La diversification des sources d’approvisionnement est également un objectif pour les pays européens, renforçant l’attrait du brut algérien. Cette stratégie permet au Sahara Blend de s’imposer sur le marché européen, contribuant ainsi à l’augmentation de son prix.
Ajustement stratégique de Sonatrach
La société algérienne Sonatrach joue un rôle majeur dans cette dynamique. En février 2026, elle a ajusté le prix du Sahara Blend, ajoutant 2,50 dollars par baril par rapport au North Sea Oil. Cet ajustement, supérieur de 1,50 dollar comparé à janvier 2026, lui permet de maintenir sa position dominante depuis décembre 2022.
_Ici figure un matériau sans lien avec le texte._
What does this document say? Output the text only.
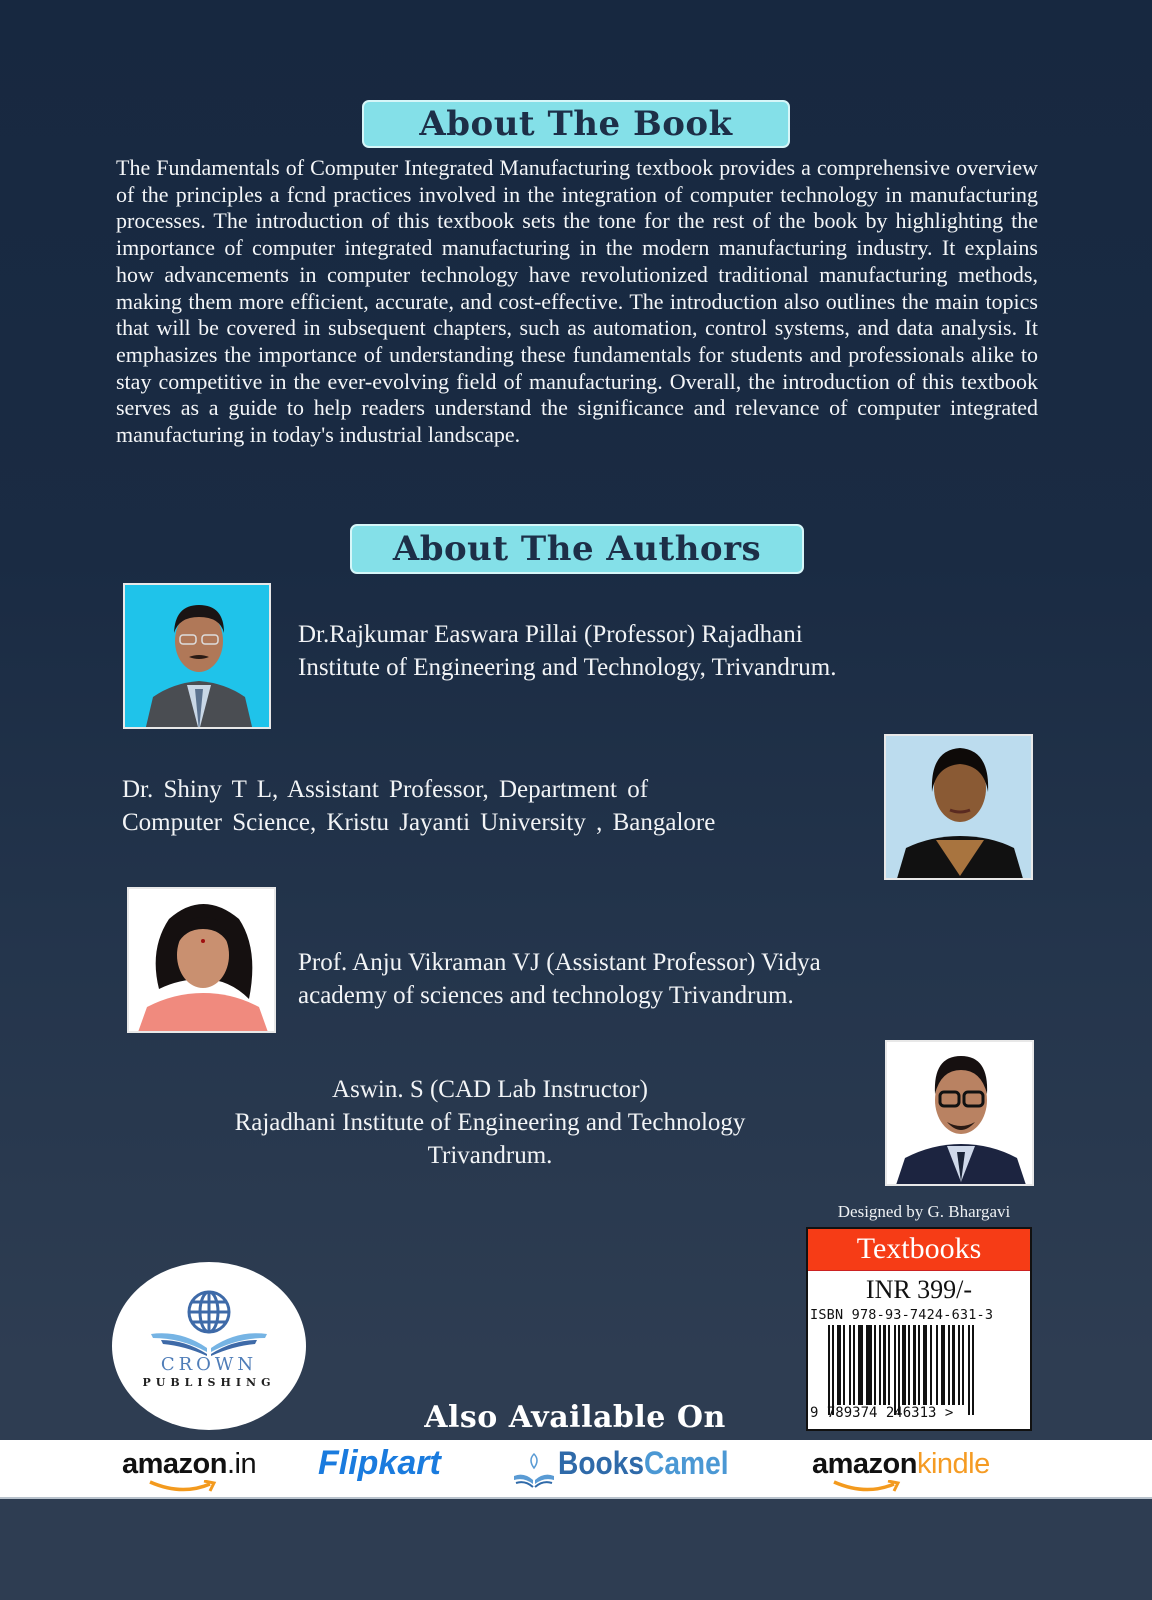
About The Book

The Fundamentals of Computer Integrated Manufacturing textbook provides a comprehensive overview of the principles a fcnd practices involved in the integration of computer technology in manufacturing processes. The introduction of this textbook sets the tone for the rest of the book by highlighting the importance of computer integrated manufacturing in the modern manufacturing industry. It explains how advancements in computer technology have revolutionized traditional manufacturing methods, making them more efficient, accurate, and cost-effective. The introduction also outlines the main topics that will be covered in subsequent chapters, such as automation, control systems, and data analysis. It emphasizes the importance of understanding these fundamentals for students and professionals alike to stay competitive in the ever-evolving field of manufacturing. Overall, the introduction of this textbook serves as a guide to help readers understand the significance and relevance of computer integrated manufacturing in today's industrial landscape.

About The Authors
Dr.Rajkumar Easwara Pillai (Professor) Rajadhani
Institute of Engineering and Technology, Trivandrum.
Dr. Shiny T L, Assistant Professor, Department of
Computer Science, Kristu Jayanti University , Bangalore
Prof. Anju Vikraman VJ (Assistant Professor) Vidya
academy of sciences and technology Trivandrum.
Aswin. S (CAD Lab Instructor)
Rajadhani Institute of Engineering and Technology
Trivandrum.
Designed by G. Bhargavi
Textbooks
INR 399/-
ISBN 978-93-7424-631-3
9 789374 246313 >
CROWN
PUBLISHING
Also Available On
amazon.in Flipkart	BooksCamel	amazonkindle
En ajustant les prix, Sonatrach tient compte des conditions globales du marché tout en exploitant les nouvelles opportunités en Europe. L’initiative vise à maximiser les revenus tout en garantissant la compétitivité face à la demande des raffineries européennes.
Perspectives futures pour le pétrole algérien
Bien que la hausse actuelle du pétrole algérien puisse avoir des répercussions positives à court terme pour l’Algérie, plusieurs facteurs externes pourraient influencer son avenir. Les concurrents majeurs, tels que les producteurs de pétrole léger de la mer du Nord ou du Moyen-Orient, peuvent ajuster leurs prix, affectant ainsi la compétitivité du Sahara Blend.
En outre, les politiques énergétiques des nations consommatrices, notamment celles de l’Union européenne, joueront un rôle crucial dans l’avenir de l’exportation du pétrole algérien. L’augmentation des initiatives pour une énergie plus verte pourrait progressivement diminuer la demande de combustibles fossiles, impactant ainsi les exportations algériennes.